The genomes

4. Analysing a genome

So, what does one do with a complete genome? After all, a sequenced genome consists only of so many bases in a defined order. Analysis is obviously necessary in order to obtain biologically interesting information.

The analysis of a genome covers many different aspects. Here follows a list of the most common ones, but it is clear that entirely novel ways of analysing a complete genome can be invented. The potential for interesting discoveries in the complete genomes is great; we have probably just scratched the surface so far.

Define the location of genes (coding sequences, regulatory regions): gene prediction (identification).
- Gene prediction ab initio using software based on rules and patterns. Find Open Reading Frames (ORFs), with some additional criteria. Fairly simple for bacteria, very difficult for eukaryotes.
- Gene identification through alignment with know proteins and EST sequences.
- Gene prediction through similarity with proteins or ESTs in other organisms.
- Gene prediction through comparison with other genomes; conserved regions may be coding or regulatory regions. Synteny.
Annotation of the genes: Identify with known genes, similarity with genes in other organisms. Essentially: labelling the gene.
Functional classification.
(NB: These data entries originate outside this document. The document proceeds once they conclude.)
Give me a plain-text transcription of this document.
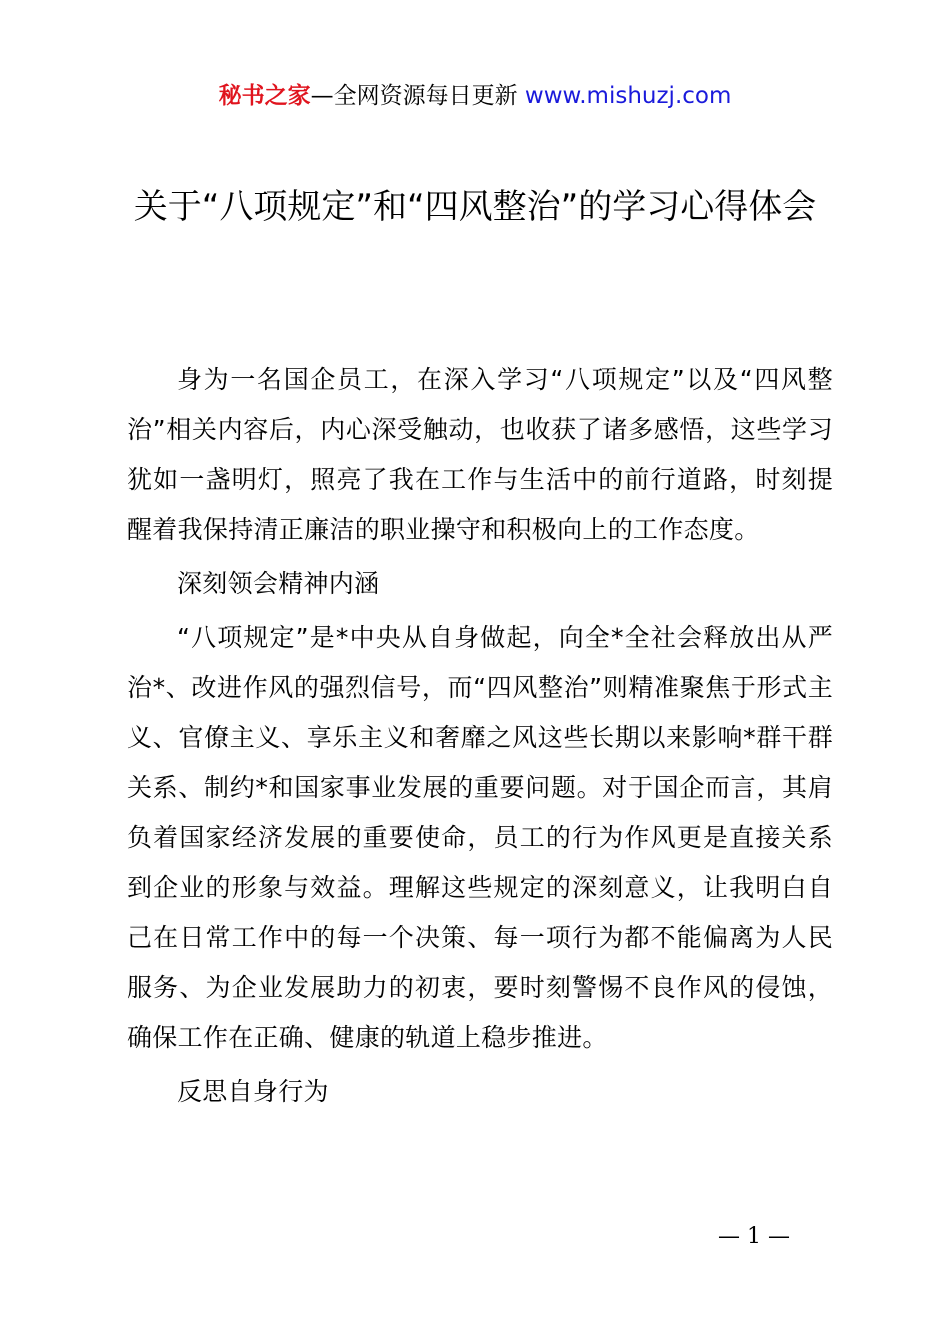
秘书之家—全网资源每日更新 www.mishuzj.com
关于“八项规定”和“四风整治”的学习心得体会

身为一名国企员工，在深入学习“八项规定”以及“四风整治”相关内容后，内心深受触动，也收获了诸多感悟，这些学习犹如一盏明灯，照亮了我在工作与生活中的前行道路，时刻提醒着我保持清正廉洁的职业操守和积极向上的工作态度。

深刻领会精神内涵

“八项规定”是*中央从自身做起，向全*全社会释放出从严治*、改进作风的强烈信号，而“四风整治”则精准聚焦于形式主义、官僚主义、享乐主义和奢靡之风这些长期以来影响*群干群关系、制约*和国家事业发展的重要问题。对于国企而言，其肩负着国家经济发展的重要使命，员工的行为作风更是直接关系到企业的形象与效益。理解这些规定的深刻意义，让我明白自己在日常工作中的每一个决策、每一项行为都不能偏离为人民服务、为企业发展助力的初衷，要时刻警惕不良作风的侵蚀，确保工作在正确、健康的轨道上稳步推进。

反思自身行为

— 1 —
Broad groups of functional characterization, such as 'ribosomal proteins', 'nucleotide metabolism', 'signal transduction'.
Metabolic pathways.
- Are any common pathways missing?
- Are there 'gaps' (missing enzymes) in some pathways?
- Compare identified pathways with the life style of the organism.
Evolutionary history
- Internal genome duplications can sometimes be detected.
- Gene decay can sometimes be characterized: genes that are on their 'way out' after duplication, or because the life style of the organism has changed.